L’innovation en continu
Le Mouvement Desjardins a lancé son programme Startup en résidence il y a trois ans déjà. Issu du Desjardins Lab, lui-même fondé deux ans plus tôt, ce programme a beaucoup évolué depuis sa mise en place, à mesure que l’institution tirait des leçons de son expérience. Il a notamment permis la création d’autres programmes, dont le Coopérathon, un événement inspiré des marathons de programmation (hackathons) s’étirant sur quatre semaines, plutôt que quelques heures, et la Coupe des données, qui vise à sensibiliser les entrepreneurs à l’importance des données personnelles générées par le numérique. Par tous ces programmes, l’objectif de Desjardins est désormais mieux défini : «Aider les entrepreneurs à se lancer en affaires, tout en promettant une valeur ajoutée aux membres du Mouvement Desjardins», explique Sandra Rousseau, directrice principale, Innovation et développement Fintech. «On a vraiment appris beaucoup grâce à ce programme. Il faut garder à l’esprit que même une grande entreprise ne peut pas tout faire à l’interne, d’où l’intérêt de miser sur l’innovation ouverte. Puis, il faut d’abord commencer petit, célébrer les succès et apprendre des échecs», poursuit-elle, illustrant à merveille l’esprit start-up que ce type de programme tente justement de faire naître au sein de grandes entreprises.
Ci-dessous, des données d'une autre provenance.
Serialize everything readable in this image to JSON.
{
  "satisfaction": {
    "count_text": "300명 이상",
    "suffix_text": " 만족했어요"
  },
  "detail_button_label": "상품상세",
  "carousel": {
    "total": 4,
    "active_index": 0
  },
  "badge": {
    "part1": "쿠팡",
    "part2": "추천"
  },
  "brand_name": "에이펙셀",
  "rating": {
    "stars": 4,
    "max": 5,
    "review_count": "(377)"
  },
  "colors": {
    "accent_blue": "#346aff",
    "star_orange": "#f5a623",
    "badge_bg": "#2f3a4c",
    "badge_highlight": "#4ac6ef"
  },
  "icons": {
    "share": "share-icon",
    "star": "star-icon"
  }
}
Pour 2019, Startup en résidence optera donc pour une démarche d’innovation en continu ciblant les technologies financières. Les start-up seront accueillies à tout moment, pour une période d’incubation de 16 semaines, et seront réparties en deux groupes, selon l’état de leur développement. «On ne vise pas à remplacer les accélérateurs déjà présents aux yeux des entrepreneurs. On veut être complémentaires, pour aider les jeunes entreprises à mieux connaître le fonctionnement du secteur financier. En retour, travailler avec elles nous aide à accélérer notre propre virage numérique.»
Un modèle pour le Québec inc.
Rencontré alors qu’il annonçait une aide totale de 450 000 $ à Agropur et Cascades afin que les deux entreprises québécoises mettent sur pied chacune de leur côté un programme d’accélération de start-up spécialisées dans leur secteur d’affaires respectif, Pierre Fitzgibbon, ministre de l’Économie et de l’Innovation du Québec, insiste sur les promesses de ce modèle d’innovation des entreprises pour stimuler la croissance.
«Nous avons mis en place des mesures pour favoriser, par exemple, la numérisation des entreprises manufacturières afin qu’elles passent à l’ère du manufacturier 4.0, en utilisant davantage l’intelligence artificielle, entre autres», explique le Ministre.
Il ajoute qu’une partie du nouveau rôle d’Investissement Québec sera d’aider les PME d’ici à adopter un modèle qui privilégie l’innovation interne, comme le font aussi bien Cascades, Agropur, Desjardins et RCGT.
«Les entreprises du Québec investissent l’équivalent de 1,26 % du PIB provincial, alors que la moyenne, parmi les pays de l’OCDE, est de 3 %. On doit créer davantage d’incubateurs et d’entreprises innovantes afin d’accélérer l’adoption de nouvelles technologies si on veut voir notre productivité s’améliorer», conclut le Ministre.